Dr Andrew Cowie, deputy chair of the BMA’s Scottish GP Committee, said: “It’s fair to say that we will need to embed the kind of digital innovations that have supported more remote consultations throughout the past few months. These are necessary to cut down footfall in GP practices, and reduce the risk of transmitting COVID-19 in waiting rooms.
“However in some cases the only really effective way to assess a patient is face to face, for example patients who require physical examinations, or those who are hard of hearing. There are also patients who do not have easy access to the devices necessary for consultation at a distance. For all these reasons, as well as patient preference, we hope to gradually increase the number of face to face consultations as it becomes safe and possible to do so. In those circumstances GPs need continued and assured supplies of PPE for the long-term – something which improved significantly after a slow start earlier this year.
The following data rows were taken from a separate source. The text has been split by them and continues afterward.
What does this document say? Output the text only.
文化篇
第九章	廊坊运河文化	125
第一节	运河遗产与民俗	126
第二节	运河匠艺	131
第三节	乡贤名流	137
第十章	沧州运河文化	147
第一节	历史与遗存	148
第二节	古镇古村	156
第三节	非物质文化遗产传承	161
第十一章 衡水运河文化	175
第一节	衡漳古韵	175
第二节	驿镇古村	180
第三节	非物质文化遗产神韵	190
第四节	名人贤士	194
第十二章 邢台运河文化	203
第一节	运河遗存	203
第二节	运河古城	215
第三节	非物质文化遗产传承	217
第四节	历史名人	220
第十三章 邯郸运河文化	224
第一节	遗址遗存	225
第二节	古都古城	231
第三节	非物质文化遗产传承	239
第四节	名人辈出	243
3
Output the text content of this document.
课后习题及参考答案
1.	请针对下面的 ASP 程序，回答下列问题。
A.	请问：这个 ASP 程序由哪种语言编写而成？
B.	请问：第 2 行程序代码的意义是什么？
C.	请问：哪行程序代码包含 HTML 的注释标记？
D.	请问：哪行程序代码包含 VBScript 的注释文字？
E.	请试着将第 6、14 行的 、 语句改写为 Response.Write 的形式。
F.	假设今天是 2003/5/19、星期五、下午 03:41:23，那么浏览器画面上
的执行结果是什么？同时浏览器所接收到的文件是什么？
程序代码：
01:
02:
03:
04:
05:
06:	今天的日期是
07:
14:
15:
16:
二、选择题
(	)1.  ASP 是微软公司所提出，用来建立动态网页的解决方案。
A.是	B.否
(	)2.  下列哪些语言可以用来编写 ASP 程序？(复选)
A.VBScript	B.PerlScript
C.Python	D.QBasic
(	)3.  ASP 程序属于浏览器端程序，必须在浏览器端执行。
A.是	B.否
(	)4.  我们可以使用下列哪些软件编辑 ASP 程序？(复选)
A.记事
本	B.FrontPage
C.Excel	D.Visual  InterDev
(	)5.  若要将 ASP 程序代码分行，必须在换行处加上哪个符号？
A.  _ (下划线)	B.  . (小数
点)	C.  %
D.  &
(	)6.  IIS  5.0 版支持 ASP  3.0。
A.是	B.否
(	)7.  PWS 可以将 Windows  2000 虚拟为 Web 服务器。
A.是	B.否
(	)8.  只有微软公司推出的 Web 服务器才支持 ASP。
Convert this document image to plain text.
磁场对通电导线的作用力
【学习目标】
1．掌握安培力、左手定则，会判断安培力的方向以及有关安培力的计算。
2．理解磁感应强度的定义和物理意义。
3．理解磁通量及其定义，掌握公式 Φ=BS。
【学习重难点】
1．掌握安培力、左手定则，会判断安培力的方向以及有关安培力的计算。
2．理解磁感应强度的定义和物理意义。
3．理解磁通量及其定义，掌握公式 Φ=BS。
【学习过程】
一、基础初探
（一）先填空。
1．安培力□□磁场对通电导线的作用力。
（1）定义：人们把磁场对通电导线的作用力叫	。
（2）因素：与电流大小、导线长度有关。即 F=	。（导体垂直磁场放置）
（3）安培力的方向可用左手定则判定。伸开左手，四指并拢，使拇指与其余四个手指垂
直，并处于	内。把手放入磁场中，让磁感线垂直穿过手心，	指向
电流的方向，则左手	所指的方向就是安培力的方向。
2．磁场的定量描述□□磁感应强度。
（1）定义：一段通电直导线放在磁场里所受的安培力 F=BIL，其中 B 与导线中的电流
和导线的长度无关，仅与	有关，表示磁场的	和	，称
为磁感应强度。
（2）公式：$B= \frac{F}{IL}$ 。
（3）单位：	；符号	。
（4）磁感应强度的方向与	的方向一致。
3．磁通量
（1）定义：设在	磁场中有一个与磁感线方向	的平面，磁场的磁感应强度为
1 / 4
“Currently we are working closely with RCGP Scotland and Scottish Government to develop the current Covid Community Pathway. If the resources to the Covid Assessment Centres can be increased we hope to see them able to assess all respiratory conditions; streaming possible COVID-19 away from General Practice and A&E, and protecting staff and vulnerable patients needing non-Covid services. Assuming this is successful we hope to be able to continue increasing the numbers of patients seen face to face over the upcoming months.”